Letter to Mrs. Congreve, 15th April, 1873
Welcome back to Europe! What a comfort to see your handwriting dated from San Remo—to think that Dr. Congreve's anxieties about your voyage are at an end, and that you are once more in the post which is more specially and permanently yours! Mr. Lewes finds fault with your letter for not telling enough; but the mere fact of your safety seems to fill it quite full for me, and I can think of no drawbacks—not even of the cold, which I hope is by this time passing away for you, as it is for us. You must be so rich in memories that we and our small ordinary news must appear very flat to you, but we will submit to be a little despised by you if only we can have you with us again.

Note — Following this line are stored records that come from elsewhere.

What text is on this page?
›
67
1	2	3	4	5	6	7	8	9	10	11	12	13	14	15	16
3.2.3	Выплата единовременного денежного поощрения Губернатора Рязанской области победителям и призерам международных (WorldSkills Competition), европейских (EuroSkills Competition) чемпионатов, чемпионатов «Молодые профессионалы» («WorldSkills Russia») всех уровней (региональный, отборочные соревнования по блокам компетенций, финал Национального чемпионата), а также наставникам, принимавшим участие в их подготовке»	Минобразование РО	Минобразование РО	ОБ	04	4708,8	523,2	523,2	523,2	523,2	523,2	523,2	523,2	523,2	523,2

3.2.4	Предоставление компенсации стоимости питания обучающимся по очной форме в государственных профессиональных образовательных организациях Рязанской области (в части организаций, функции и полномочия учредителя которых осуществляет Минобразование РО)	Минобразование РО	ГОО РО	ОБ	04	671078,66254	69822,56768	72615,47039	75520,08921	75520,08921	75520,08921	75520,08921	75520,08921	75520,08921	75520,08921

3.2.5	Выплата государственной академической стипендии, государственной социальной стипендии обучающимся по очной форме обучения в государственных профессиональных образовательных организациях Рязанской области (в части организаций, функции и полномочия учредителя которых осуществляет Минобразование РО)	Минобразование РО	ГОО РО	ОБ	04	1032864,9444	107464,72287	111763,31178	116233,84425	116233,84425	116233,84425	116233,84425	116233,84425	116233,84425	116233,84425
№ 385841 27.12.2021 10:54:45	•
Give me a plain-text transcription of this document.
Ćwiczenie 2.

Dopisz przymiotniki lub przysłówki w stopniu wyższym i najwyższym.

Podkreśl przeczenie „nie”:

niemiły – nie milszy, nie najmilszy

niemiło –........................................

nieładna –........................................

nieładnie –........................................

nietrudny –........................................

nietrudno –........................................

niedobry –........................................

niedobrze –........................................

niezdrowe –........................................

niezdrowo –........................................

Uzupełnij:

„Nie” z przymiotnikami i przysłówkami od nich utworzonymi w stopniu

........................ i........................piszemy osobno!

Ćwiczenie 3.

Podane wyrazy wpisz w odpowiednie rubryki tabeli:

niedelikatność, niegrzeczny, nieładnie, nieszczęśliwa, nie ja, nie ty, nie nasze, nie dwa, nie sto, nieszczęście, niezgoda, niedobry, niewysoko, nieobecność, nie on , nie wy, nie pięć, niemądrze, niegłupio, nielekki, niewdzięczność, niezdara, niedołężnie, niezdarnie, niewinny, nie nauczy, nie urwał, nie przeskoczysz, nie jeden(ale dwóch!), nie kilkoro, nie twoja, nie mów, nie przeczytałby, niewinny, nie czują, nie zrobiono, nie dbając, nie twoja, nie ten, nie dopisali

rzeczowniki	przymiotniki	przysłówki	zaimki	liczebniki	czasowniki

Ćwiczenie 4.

I have never lost the impression of Dr. Congreve's look when he paid us his farewell visit, and spoke of his anxiety about your voyage, fearing that you had started too late; and that impression gives me all the keener sympathy with the repose I trust he is feeling. About ourselves I have only good news to tell. We are happier than ever, and have no troubles. We are searching for a country-house to go to at the end of May or earlier. I long for the perfect peace and freedom of the country again. The hours seem to stretch themselves there, and to hold twice as much thought as one can get into them in town, where acquaintances and small claims inevitably multiply.